July 27, 2019

Joseph Feibel

One of the great temptations in life that you will ever have is to succumb to your comfort zone.

There is a legitimate reason to have a comfort zone. This is where your salaried work is familiar to you. Your daily schedule is familiar. There is an element of rote performance about what you do. Over time, this will enable you to become proficient at whatever it is that you do. It will not allow you to gain mastery, but you will become proficient. It will put you in a position of being somewhat more immune to getting fired. If a robot eliminates your profession, then you better have a fallback position. But most people will see this coming and will have time to adjust.

To use a Pareto distribution, 80% of your life should be in your comfort zone. This includes your relationships with family and friends.

You had better identify about 20% of your day which is outside your comfort zone. It is this area that will enable you to advance your career, or find and develop a calling, and thereby leave a legacy.

Very few people are systematic about this 20% of their lives. They do not have a plan. They do not stick to a plan if they have one. They do not constantly seek to improve their output. This is where they get trapped. They become dependent upon a salary. They lose confidence in their ability to keep moving up in their career. Even if they are top-flight performers, they become vulnerable to any kind of setback that would disable them in the performance of their routine duties. Every professional who has something comparable to guaranteed income because of his performance had better give careful consideration to events that could compromise his ability to perform.


I think the best way to start is with a time-management system. Block out your day, including family time and commute time. Figure out how much time you have left over, assuming you go to sleep rapidly and need only eight hours of sleep a night. It is probably not healthy to cut back on your sleep time. Anyway, that is what we are being told today.

In my view, commute time is a great killer. If TV is not the killer, then commute time is. You have to convert this time into education. If you drive you can listen to audio books or a podcast. I take the train, so I am able to read during my commute. I have a lot of commuting in my job, but fortunately, I don’t have to drive.

The 20% of your time that is not being devoted to escaping your comfort zone is likely to be wasted. You have to be systematic in the use of this time to advance your career or else advance your calling. This time will tick away if you are not systematic in putting it to productive use.

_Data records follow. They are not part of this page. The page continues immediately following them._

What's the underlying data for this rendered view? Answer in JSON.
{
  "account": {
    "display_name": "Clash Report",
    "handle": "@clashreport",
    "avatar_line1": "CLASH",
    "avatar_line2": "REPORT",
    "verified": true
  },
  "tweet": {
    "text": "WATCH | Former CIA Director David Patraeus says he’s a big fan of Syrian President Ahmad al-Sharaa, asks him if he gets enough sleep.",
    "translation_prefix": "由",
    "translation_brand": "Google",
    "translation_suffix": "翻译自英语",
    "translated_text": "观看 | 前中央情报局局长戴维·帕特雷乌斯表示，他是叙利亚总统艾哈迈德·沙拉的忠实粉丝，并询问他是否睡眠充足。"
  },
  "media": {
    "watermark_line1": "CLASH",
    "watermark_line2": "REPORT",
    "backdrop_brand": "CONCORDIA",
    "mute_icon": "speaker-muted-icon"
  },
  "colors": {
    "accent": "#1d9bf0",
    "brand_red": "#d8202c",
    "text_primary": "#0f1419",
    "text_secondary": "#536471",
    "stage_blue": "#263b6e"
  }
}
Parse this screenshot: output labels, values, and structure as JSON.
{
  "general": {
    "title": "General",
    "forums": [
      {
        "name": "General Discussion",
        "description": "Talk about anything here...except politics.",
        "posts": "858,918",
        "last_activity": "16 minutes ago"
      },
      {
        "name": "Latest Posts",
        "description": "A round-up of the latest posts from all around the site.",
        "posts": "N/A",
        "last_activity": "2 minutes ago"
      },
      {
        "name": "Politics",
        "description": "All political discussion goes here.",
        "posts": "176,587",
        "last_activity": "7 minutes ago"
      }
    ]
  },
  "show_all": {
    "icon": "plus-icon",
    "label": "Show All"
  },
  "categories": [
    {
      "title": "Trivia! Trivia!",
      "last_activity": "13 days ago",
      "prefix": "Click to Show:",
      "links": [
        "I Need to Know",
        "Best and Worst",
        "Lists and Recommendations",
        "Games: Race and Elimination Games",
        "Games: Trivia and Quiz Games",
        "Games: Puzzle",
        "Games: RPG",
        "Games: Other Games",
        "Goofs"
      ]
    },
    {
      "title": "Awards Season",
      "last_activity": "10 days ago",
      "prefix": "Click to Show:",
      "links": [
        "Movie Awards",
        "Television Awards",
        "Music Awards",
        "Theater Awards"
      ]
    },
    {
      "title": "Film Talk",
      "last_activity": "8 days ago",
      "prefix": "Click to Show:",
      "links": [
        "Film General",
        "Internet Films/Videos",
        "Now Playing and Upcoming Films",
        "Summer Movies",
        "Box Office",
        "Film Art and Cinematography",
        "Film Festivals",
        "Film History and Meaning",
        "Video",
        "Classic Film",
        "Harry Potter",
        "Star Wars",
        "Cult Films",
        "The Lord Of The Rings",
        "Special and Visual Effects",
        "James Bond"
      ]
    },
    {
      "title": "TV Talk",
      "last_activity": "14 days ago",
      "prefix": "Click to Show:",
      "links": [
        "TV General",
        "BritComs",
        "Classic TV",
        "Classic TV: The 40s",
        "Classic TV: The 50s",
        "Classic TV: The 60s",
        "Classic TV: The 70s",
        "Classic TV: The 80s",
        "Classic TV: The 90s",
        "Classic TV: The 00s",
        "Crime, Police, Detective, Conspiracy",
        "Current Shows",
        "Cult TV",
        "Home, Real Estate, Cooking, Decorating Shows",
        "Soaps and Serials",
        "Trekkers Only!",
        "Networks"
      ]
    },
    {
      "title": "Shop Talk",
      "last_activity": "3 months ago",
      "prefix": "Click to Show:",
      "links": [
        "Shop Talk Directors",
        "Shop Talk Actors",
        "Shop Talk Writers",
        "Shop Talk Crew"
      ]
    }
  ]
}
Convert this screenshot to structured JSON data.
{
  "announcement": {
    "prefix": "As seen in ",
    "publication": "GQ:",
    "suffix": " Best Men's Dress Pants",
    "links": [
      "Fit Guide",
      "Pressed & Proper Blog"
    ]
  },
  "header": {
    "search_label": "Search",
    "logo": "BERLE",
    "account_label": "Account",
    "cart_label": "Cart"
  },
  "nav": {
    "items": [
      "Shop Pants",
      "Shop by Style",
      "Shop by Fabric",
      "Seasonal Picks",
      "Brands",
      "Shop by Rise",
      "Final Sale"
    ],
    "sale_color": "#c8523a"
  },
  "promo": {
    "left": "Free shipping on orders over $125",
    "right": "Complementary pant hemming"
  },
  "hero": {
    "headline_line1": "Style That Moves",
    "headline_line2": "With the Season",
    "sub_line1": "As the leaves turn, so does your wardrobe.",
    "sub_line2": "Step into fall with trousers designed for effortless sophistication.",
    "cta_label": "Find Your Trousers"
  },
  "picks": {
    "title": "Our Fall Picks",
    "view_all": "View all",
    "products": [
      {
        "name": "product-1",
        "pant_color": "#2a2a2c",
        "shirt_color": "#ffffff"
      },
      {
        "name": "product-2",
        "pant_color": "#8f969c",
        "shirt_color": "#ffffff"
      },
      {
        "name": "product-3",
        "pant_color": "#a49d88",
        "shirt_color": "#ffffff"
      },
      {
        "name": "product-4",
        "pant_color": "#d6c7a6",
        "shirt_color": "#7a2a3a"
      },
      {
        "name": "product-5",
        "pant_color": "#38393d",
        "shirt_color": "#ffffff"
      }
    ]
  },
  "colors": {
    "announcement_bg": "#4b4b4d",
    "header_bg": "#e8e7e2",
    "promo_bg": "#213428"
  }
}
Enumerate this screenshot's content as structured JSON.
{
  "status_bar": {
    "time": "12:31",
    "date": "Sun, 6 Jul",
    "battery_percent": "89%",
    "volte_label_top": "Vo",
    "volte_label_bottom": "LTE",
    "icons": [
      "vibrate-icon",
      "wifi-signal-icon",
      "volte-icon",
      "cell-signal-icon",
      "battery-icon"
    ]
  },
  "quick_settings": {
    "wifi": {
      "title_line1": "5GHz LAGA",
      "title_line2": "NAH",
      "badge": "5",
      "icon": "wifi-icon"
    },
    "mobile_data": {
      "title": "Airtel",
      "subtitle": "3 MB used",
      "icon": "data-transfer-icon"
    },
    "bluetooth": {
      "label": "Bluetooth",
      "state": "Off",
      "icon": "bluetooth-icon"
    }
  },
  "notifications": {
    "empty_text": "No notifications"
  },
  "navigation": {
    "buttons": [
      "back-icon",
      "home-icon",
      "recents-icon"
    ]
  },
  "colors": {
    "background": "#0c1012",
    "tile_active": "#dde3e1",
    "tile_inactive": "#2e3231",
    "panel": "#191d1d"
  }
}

At some point, you are going to have to get out of your comfort zone to launch the next phase of your career. If you want to move up, you have to become proficient at whatever it is that you want to be promoted into. You are going to have to do a good job in your regular job, but you are going to have to become familiar with what it takes to be a success in the next move up.

If you want to move out rather than up, you’re going to have to get online with a blog or a podcast. That will take you out of your comfort zone.

To move out of your comfort zone, you are probably going to have to learn new software. You had better start learning it. You do not have to master a piece of software. However, you should master about 5% of it.

When you’re trying to move up or get another job, there is some piece of software that you had better become at least proficient with, and preferably you should become an expert.


If you have to give up television, then give it up. Television is a time waster for most Americans. You have to give up Facebook. That would not be easy for most people. They stay in contact with their friends.

Jordan Peterson gives similar advice young men who are drifting along in life. It is good information, but it doesn’t do anybody any good who does not act on the advice.

If stay in your comfort zone, you’re going to be in discomfort when an accident or life disrupting event comes like an accident or retirement. It’s going to come.